On Feb. 20, 2018, Church By the Glades on Lakeview Drive welcomed a survivor and national speaker from Columbine to speak on the tragedies that have occurred across the country and the most recent one that hit Marjory Stoneman Douglas High School on Valentine’s Day. Crystal Miller, the special guest of the night, was a junior at Columbine High School on April 20, 1999. She witnessed first hand the two gunmen murder students hiding in the media center beside her, but she was lucky enough to escape when the intruders were reloading ammunition.
Church By the Glades offered free pizza, Chick-fil-A chicken sandwiches and water bottles to attendees of the event. Their hospitality was made possible by the volunteers from the church and First Priority, a Christian organization with clubs in hundreds of public schools.
“The support coming from the community has been insane,” senior Nicole Barreto said. “I have been truly amazed at how together the community has been, not only in terms of businesses and such but also friends.”
Miller retold her story to the hundreds who attended the event, most of which sounded familiar to what happened at MSD.
“The community was able to hear the story of someone who we can relate to on the tragedies we’ve faced,” Barreto said. “As someone who has gone through something similar to us and moved on, she put into perspective the fact that one day we, as a community, will be able to move on and be happy despite the horrors we have gone through.”
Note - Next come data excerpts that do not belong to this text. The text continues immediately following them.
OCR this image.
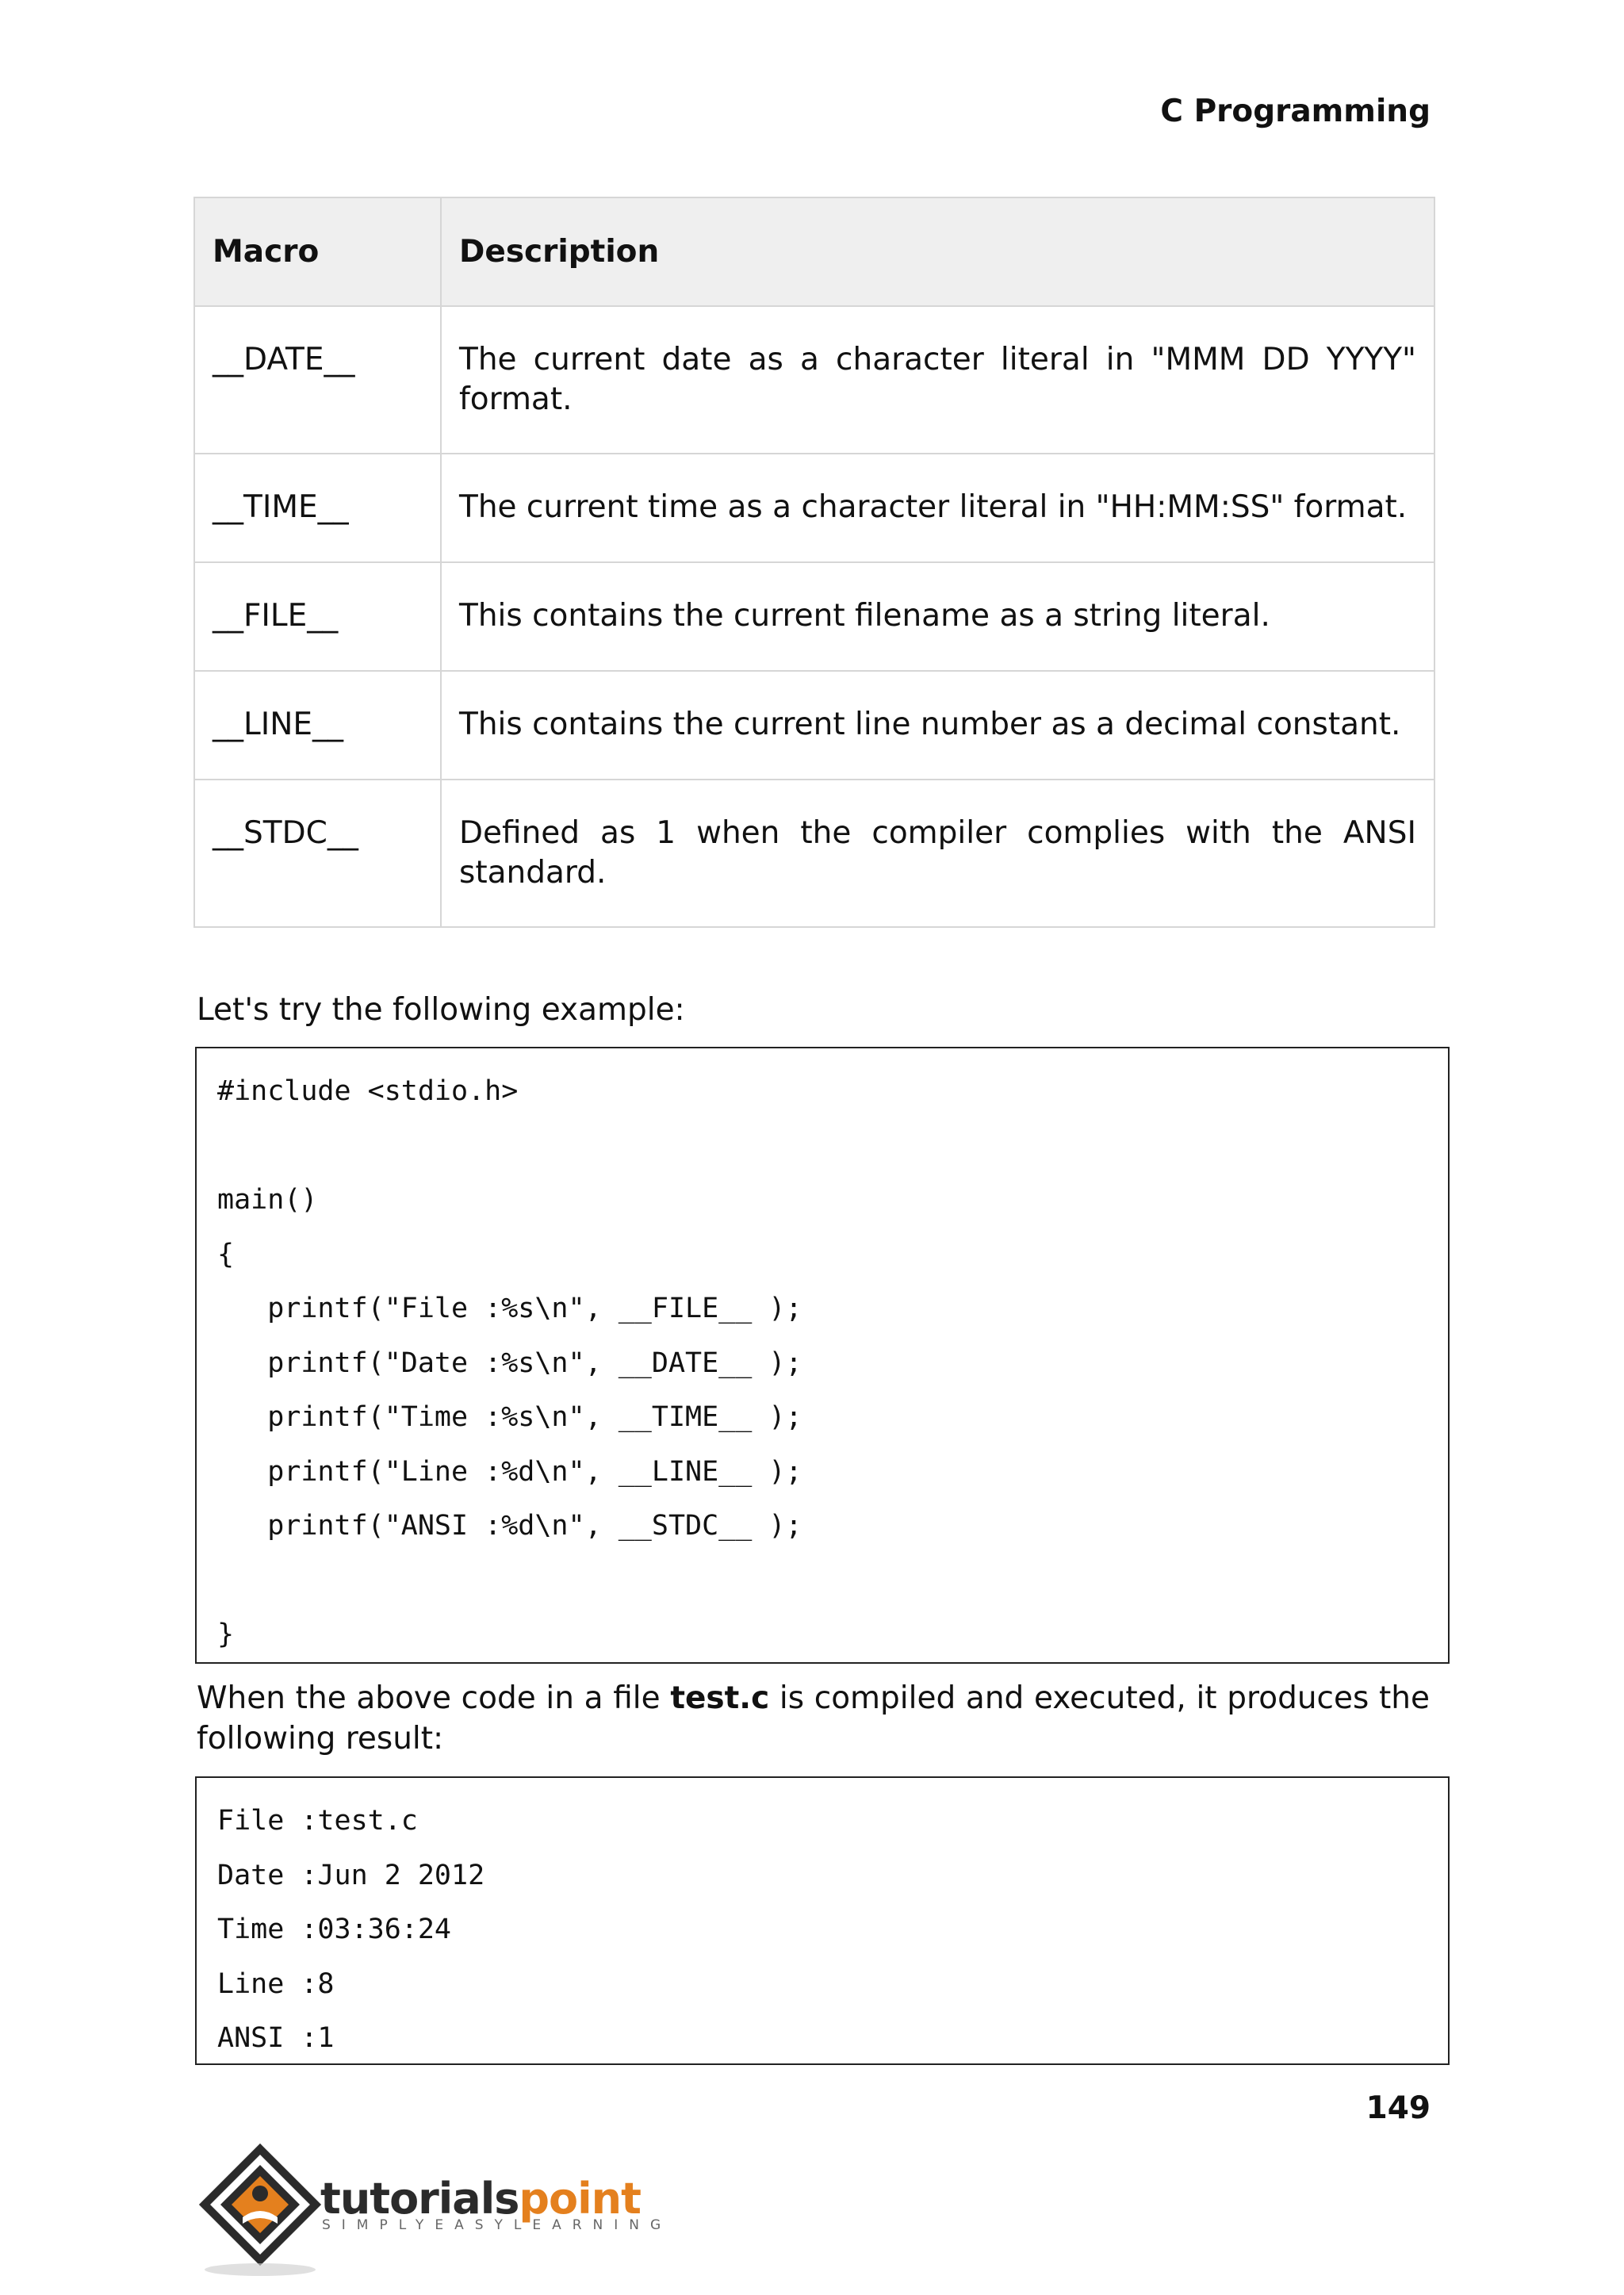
C Programming
Macro	Description
__DATE__	The current date as a character literal in "MMM DD YYYY" format.
__TIME__	The current time as a character literal in "HH:MM:SS" format.
__FILE__	This contains the current filename as a string literal.
__LINE__	This contains the current line number as a decimal constant.
__STDC__	Defined as 1 when the compiler complies with the ANSI standard.
Let's try the following example:
#include <stdio.h>
main()
{
printf("File :%s\n", __FILE__ );
printf("Date :%s\n", __DATE__ );
printf("Time :%s\n", __TIME__ );
printf("Line :%d\n", __LINE__ );
printf("ANSI :%d\n", __STDC__ );
}
When the above code in a file test.c is compiled and executed, it produces the following result:
File :test.c
Date :Jun 2 2012
Time :03:36:24
Line :8
ANSI :1
149
tutorialspoint
SIMPLYEASYLEARNING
The night full of music intended to restore the community and the broken-hearted was one that was much needed in order for healing to take place.
“I hope the community’s response will not turn into those of previous shootings,” junior Calista Ng said. “I hope it will be remembered as not only just a tragedy, but a catalyst for change and that we have had enough of this unnecessary violence.”
Although Parkland and Coral Springs have sustained many hardships during this dark time, locals of South Florida hope to bounce back and invoke change and healing.